Damit haben sie die Ursache für viel Leid bei Opfern und Opferfamilien gesetzt, denn das hat Richtern und Staatsanwälten weiterhin die Möglichkeit gegeben Frauen und Männer ungleich zu behandeln, Opfer von Gewalt und Tötungsdelikten herabzusetzen und die Täter, Partner und Expartner durch Bewertung der Tat als Totschlag zu schützen. Dabei hatte doch der damalige Minister Maas in seiner oben zitierten Eröffnungsrede solche Beispiele zur Begründung des dringenden Reformbedarfs herangezogen.
Wir sollten aber die Situation zum Guten wandeln indem wir uns dafür einsetzen, dass die Empfehlungen der Expertengruppe und der Referentenentwurf nachgebessert werden damit sie auch der heutigen Situation der Gewalt gegen und der Tötung von Frauen durch Partner/Expartner - Femizid - Rechnung zu tragen und nicht Hintertüren offen zu lassen um über das Strafmaß de facto wieder den Totschlag und dessen Verjährung einzuführen. Denn genau das steht zu befürchten.
Die Petition muss zu einer starken Bewegung werden um die Politik nicht nur zum Handeln zu zwingen, sondern mit den richtigen Zielen die Probleme der Zeit zu lösen.
Bei einem Teil unserer Nachbarn regt sich Protest auf der Straße. Auch bei uns scheint es erforderlich zu sein eine sicherheitspolitische Debatte insbesondere in Bezug auf die Situation der Frauen/Kinder öffentlich zu führen damit es keine Fortsetzung dieser unerträglichen Zustände gibt und die Politiker endlich die Reform ernsthaft und unter Berücksichtigung des Sicherheitsgefühls der Bevölkerung in Angriff nehmen.
Die Aufgabe des Rechtstaates ist es Leben zu schützen und begangenes Unrecht ausnahmslos durch rechtsstaatliche Strafe zu sühnen.
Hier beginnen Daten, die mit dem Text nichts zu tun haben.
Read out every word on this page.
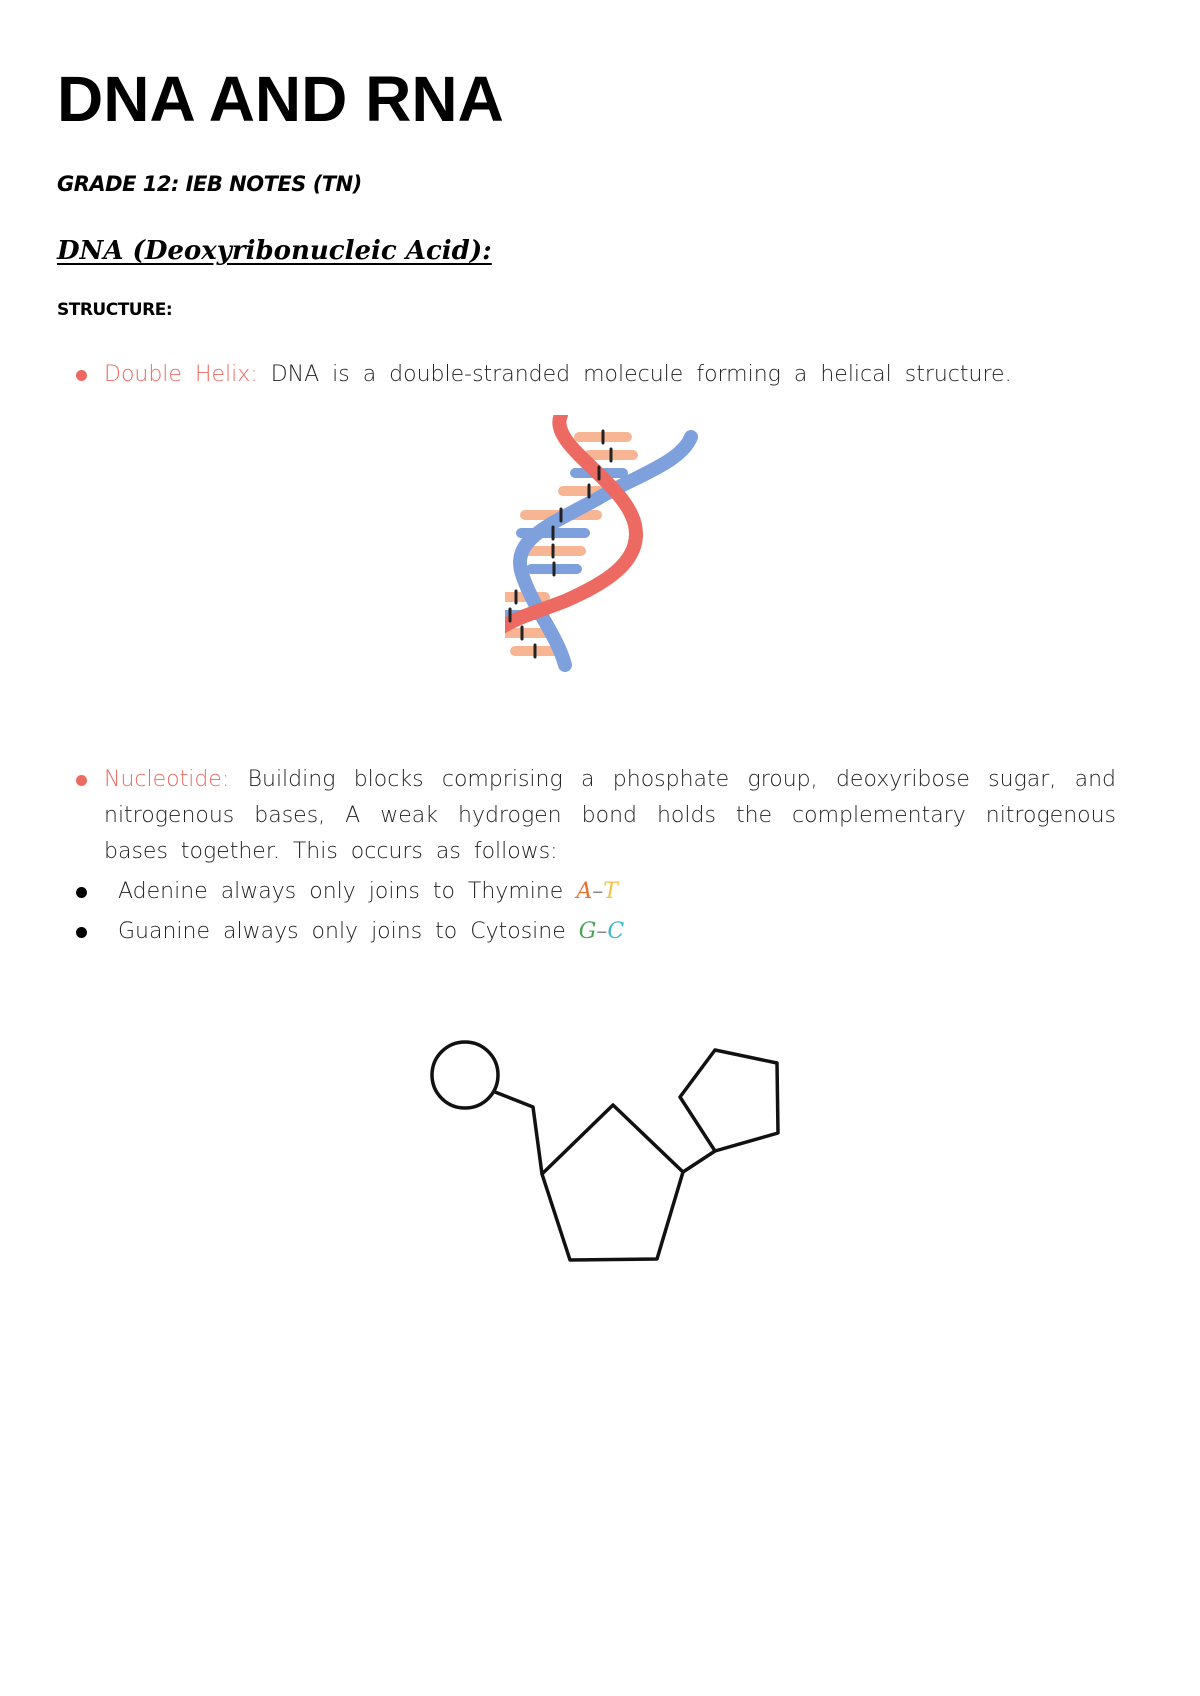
DNA AND RNA
GRADE 12: IEB NOTES (TN)
DNA (Deoxyribonucleic Acid):
STRUCTURE:
Double Helix: DNA is a double-stranded molecule forming a helical structure.
Nucleotide: Building blocks comprising a phosphate group, deoxyribose sugar, and nitrogenous bases, A weak hydrogen bond holds the complementary nitrogenous bases together. This occurs as follows:
Adenine always only joins to Thymine A–T
Guanine always only joins to Cytosine G–C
Die Reform des StGB ist ein wichtiger Baustein in Bezug auf die Gleichberechtigung und Gleichbehandlung von Frauen durch Justiz und Polizei.
Es ist aber auch nötig vorzubeugen, zu verhindern und zu helfen. Daher müssen die Familienministerin und sonst zuständige in die Pflicht genommen werden. Sie müssen Verantwortung übernehmen und handeln.
Hierfür setzt sich die Petition „Stoppt das Töten von Frauen #save XX“ von Frau Professor Dr. Kristina Wolff ein. Beide Petitionen sollten aus vorstehend genannten Gründen im Zusammenhang gesehen und unterstützt werden.
Ich danke allen die die Petitionen unterstützen und wünsche uns allen eine schöne, ruhige und besinnliche Adventszeit. Denken wir dabei aber auch daran, dass es viele Menschen in unserem Land gibt, die aufgrund der Lebensumstände in ihrer Partnerschaft leider auch in der Advents- und Weihnachtszeit keine Ruhe finden. Tun wir etwas für sie.